AOL Time Warner could take a shot with CNN.
But if that’s too much for you to take, yank People
from the newsstands and make people access it solely through
AOL.
People has a lock on the market for the latest
goings-on of the A List. If you want to find out what’s happening
with J-Lo, Ben, The Crows (Russell, Cameron, Sheryl, and Counting),
and the Royal Family, you have to read People. Us
is definitely lower wattage, focusing on Nicolas Cage, Lisa Marie
Presley Keough Jackson Cage, the cast of Friends (minus
Jennifer Aniston), and their ilk. InStyle is still
available for those who consider People and Us
too highbrow, but that’s a Time Warner mag, so they can pull it as
well if its continued availability interferes with this
strategy.
Even this is probably just a pipedream. The scaredy-cat
contingent at AOL Time Warner will claim that a newsstand edition
of People is necessary for, at a minimum, people at hair
salons, dental offices, and auto repair waiting rooms.

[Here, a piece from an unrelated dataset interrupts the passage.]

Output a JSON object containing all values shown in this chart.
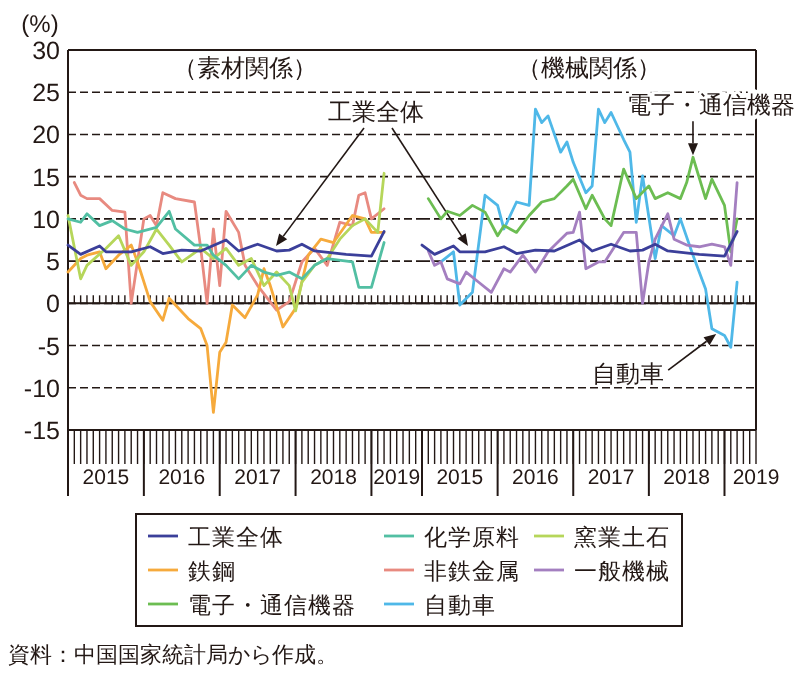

How about if AOL Time Warner made just a small gesture to
demonstrate it is committed to getting some synergy out of the
merger?
Say goodbye to The Sopranos on HBO. Say hello to
The Sopranos on AOL.
This shouldn’t be any more radical than the original decision to
put the show on cable to begin with. It wasn’t that long ago that
the conventional wisdom was that a series on cable TV could never
compete with a network series. Moving to broadband TV is the next
step, and AOL is too heavily invested in that medium to not be the
leader. If AOL doesn’t want to sell ads to run during the webcasts,
it could opt for “presenting sponsors” who don’t interrupt the
action with ads but who pay for “other promotional
considerations.”
SILVIO: Did you get a car for disposing of the body?
PAULIE WALNUTS: Relax, I got a Lincoln Town Car. We could whack
five, six guys and fit them in the trunk, no problem.
SILVIO: The Ford Motor Company, a real friend of the family.